Ce road-movie musical qui montre le périple de Youssou Ndour à travers les USA, en passant par le Luxembourg, est ponctué de séances de répétitions et de préparations de concerts, de discussions et de déclamations de poèmes liées à la question de l’esclavage. Pierre Yves à travers une démarche faite de poésie et d´un souci de pragmatisme et d’efficacité a su bien résumer ce voyage qui a débuté au lieu de la porte du voyage sans retour pour se terminer au même endroit.
La réussite du film à mon sens tient du fait que Pierre Yves est parvenu à filmer Youssou Ndour non pas comme une staaar, mais juste comme un homme complètement accessible. Un homme qui marche seul dans les rues plutôt délabrées de la Nouvelles orléans. Un homme qui arrive à l´aéroport sans être accueilli, sinon que par ses amis. Un homme qui offre avec une certaine sollicitude son épaule á Moncef Genoud (handicapé visuel) pour le guider d´un endroit á un autre. Un homme habillé en survêtement sportif, et assis à même la moquette sans aucun souci de son « Image ».
Heureusement que Pierre Yves a eu cette intelligence. Autrement qui peut être (fusse-t-il Youssou Ndour), une star devant Joseph Ndiaye qui (toujours égal à lui-même) a vu défiler devant lui à la maison des esclaves Georges W Bush, le Pape Jean Paul II, Barack Obama, Bill Clinton, Nelson Mandela, etc… Comment être une start devant Amiri et Amina Baraka, qui jusqu´á leur dernier souffle ont combattu pour un monde plus juste et plus équilibré, en particulier pour des afro-américains ? Comment être une star devant Idriss Muhamed ce digne fils spirituel de l´impérissable Art Blakey ? Idriss qui a accompagné les plus grands jazzmen de son époque Ahmad Jamal, Randy Weston, Pharoah Sanders, Jonnhy Griffin, etc. Pourtant dans le film on voit Idriss qui marche dans les rues de Dakar dans un total anonymat, avec une attitude qui faisait que n’importe qui pouvait l’interpeller et avoir un moment d´échanges avec lui.
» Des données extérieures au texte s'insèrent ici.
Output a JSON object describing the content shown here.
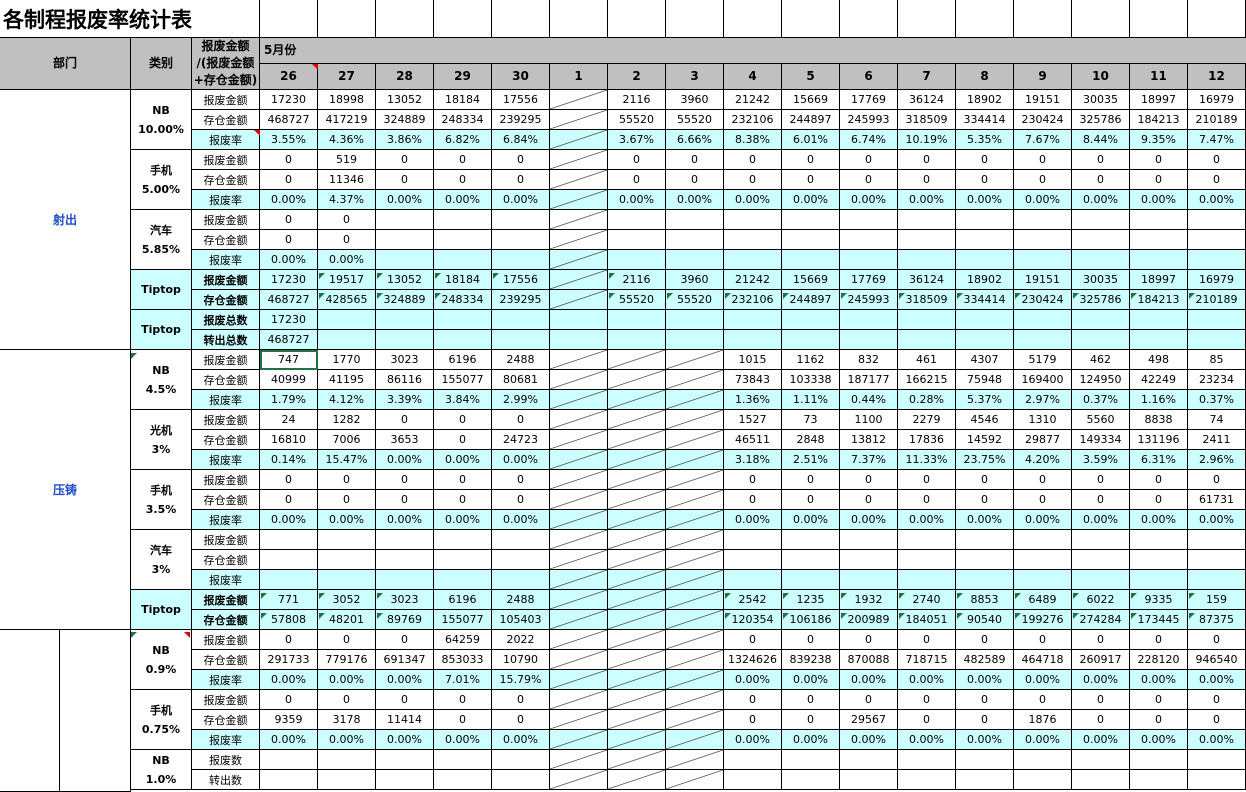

Dakar, New-Orléans, Gorée, Jazz
Presque vingt ans après sa sortie (2027), le film n´a pris aucun ride. Nous l´avons vu hier samedi 15 Mars au cinéma city-club de Pully à Lausanne où la culture sénégalaise fut à l´honneur. La projection était suivie d´un concert du groupe Jëf Jël de Thiès qui a livré au public une prestation époustouflante.